Often only a subset of the library functions will need system calls or underlying mechanisms to be implemented though, since the remainder can be written in terms of that subset.
To actually know what's going on with your specific implementation, you should investigate what's happening in a debugger (just keep stepping into all the function calls) or browse the source code of the C library you're using.
How your C code using C libraries relates to machine code
In your question you also suggested:
C code -> C compiler -> kernel calls / asm -> assembler -> machine binary
This is combining two very different concepts. Functions and function calls are supported at the machine code and assembly level, so your C code has a very direct mapping to machine code:
C code -> C compiler -> Assembler -> Linker -> Machine Binary
That is, the compiler translates your function calls in C to function calls in Assembly and system calls in C to system calls in Assembly.
However on most platforms, that machine code contains references to shared libraries and functions in those libraries, so your machine code might have a function that calls other functions from a shared library. The OS then loads that shared library's machine code (if it hasn't been loaded yet for something else) and then runs the machine code for the library function. Then if that library function calls system calls via interrupts, the kernel receives the system call request and does low-level operations directly with the hardware or the BIOS.
So in a protected mode OS, your machine code can be seen as doing the following:
<----------+
|
Function call to -> Other function calls --+
or -> System calls to -> Direct hardware access (inside kernel)
or -> BIOS calls (inside kernel)
You can, of course, call system calls directly in your program as well, skipping the need for any libraries, but unless you're writing your own library, there's usually very little need to do this. If you want even lower-level access, you have to write kernel-level code such as drivers or kernel subsystems.

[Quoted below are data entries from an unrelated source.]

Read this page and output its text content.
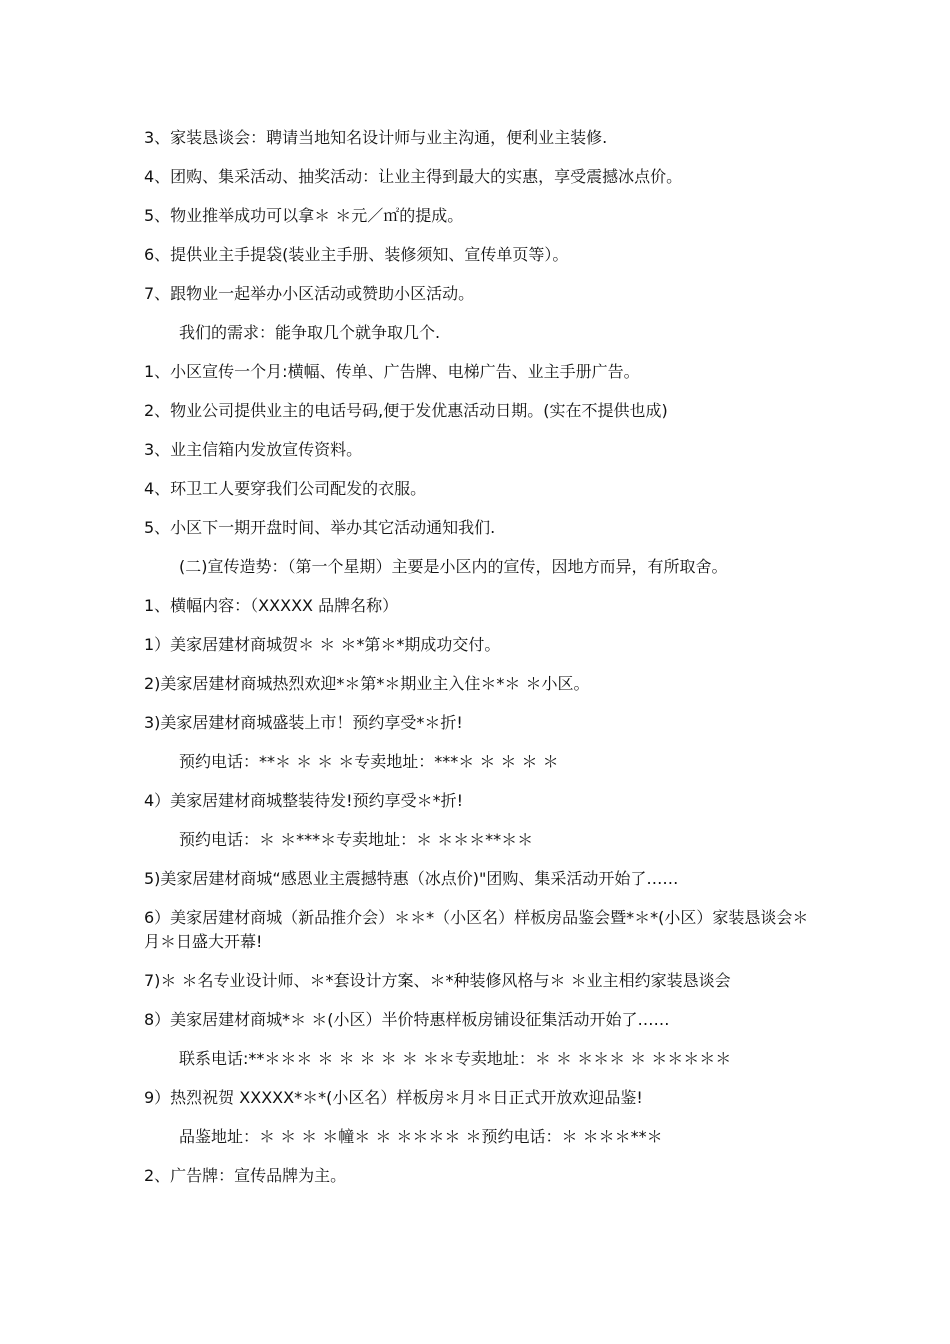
3、家装恳谈会：聘请当地知名设计师与业主沟通，便利业主装修.
4、团购、集采活动、抽奖活动：让业主得到最大的实惠，享受震撼冰点价。
5、物业推举成功可以拿＊ ＊元／㎡的提成。
6、提供业主手提袋(装业主手册、装修须知、宣传单页等）。
7、跟物业一起举办小区活动或赞助小区活动。
我们的需求：能争取几个就争取几个.
1、小区宣传一个月:横幅、传单、广告牌、电梯广告、业主手册广告。
2、物业公司提供业主的电话号码,便于发优惠活动日期。(实在不提供也成)
3、业主信箱内发放宣传资料。
4、环卫工人要穿我们公司配发的衣服。
5、小区下一期开盘时间、举办其它活动通知我们.
(二)宣传造势：（第一个星期）主要是小区内的宣传，因地方而异，有所取舍。
1、横幅内容：（XXXXX 品牌名称）
1）美家居建材商城贺＊ ＊ ＊*第＊*期成功交付。
2)美家居建材商城热烈欢迎*＊第*＊期业主入住＊*＊ ＊小区。
3)美家居建材商城盛装上市！预约享受*＊折!
预约电话：**＊ ＊ ＊ ＊专卖地址：***＊ ＊ ＊ ＊ ＊
4）美家居建材商城整装待发!预约享受＊*折!
预约电话：＊ ＊***＊专卖地址：＊ ＊＊＊**＊＊
5)美家居建材商城“感恩业主震撼特惠（冰点价)"团购、集采活动开始了……
6）美家居建材商城（新品推介会）＊＊*（小区名）样板房品鉴会暨*＊*(小区）家装恳谈会＊月＊日盛大开幕!
7)＊ ＊名专业设计师、＊*套设计方案、＊*种装修风格与＊ ＊业主相约家装恳谈会
8）美家居建材商城*＊ ＊(小区）半价特惠样板房铺设征集活动开始了……
联系电话:**＊＊＊ ＊ ＊ ＊ ＊ ＊ ＊＊专卖地址：＊ ＊ ＊＊＊ ＊ ＊＊＊＊＊
9）热烈祝贺 XXXXX*＊*(小区名）样板房＊月＊日正式开放欢迎品鉴!
品鉴地址：＊ ＊ ＊ ＊幢＊ ＊ ＊＊＊＊ ＊预约电话：＊ ＊＊＊**＊
2、广告牌：宣传品牌为主。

The recommended way is not doing INT 0x80 by yourself, but to use the wrapper functions from the stdlib. These are, of course, available for assembly as well.
Concerning printf, this works this way:
printf internally calls fprintf(stdout, ...), which in turn uses the FILE * stdout to write to the file descriptor 1 and does write(1, ...). This calls a small wrapper function to set the proper registers to the arguments and perform the kernel call.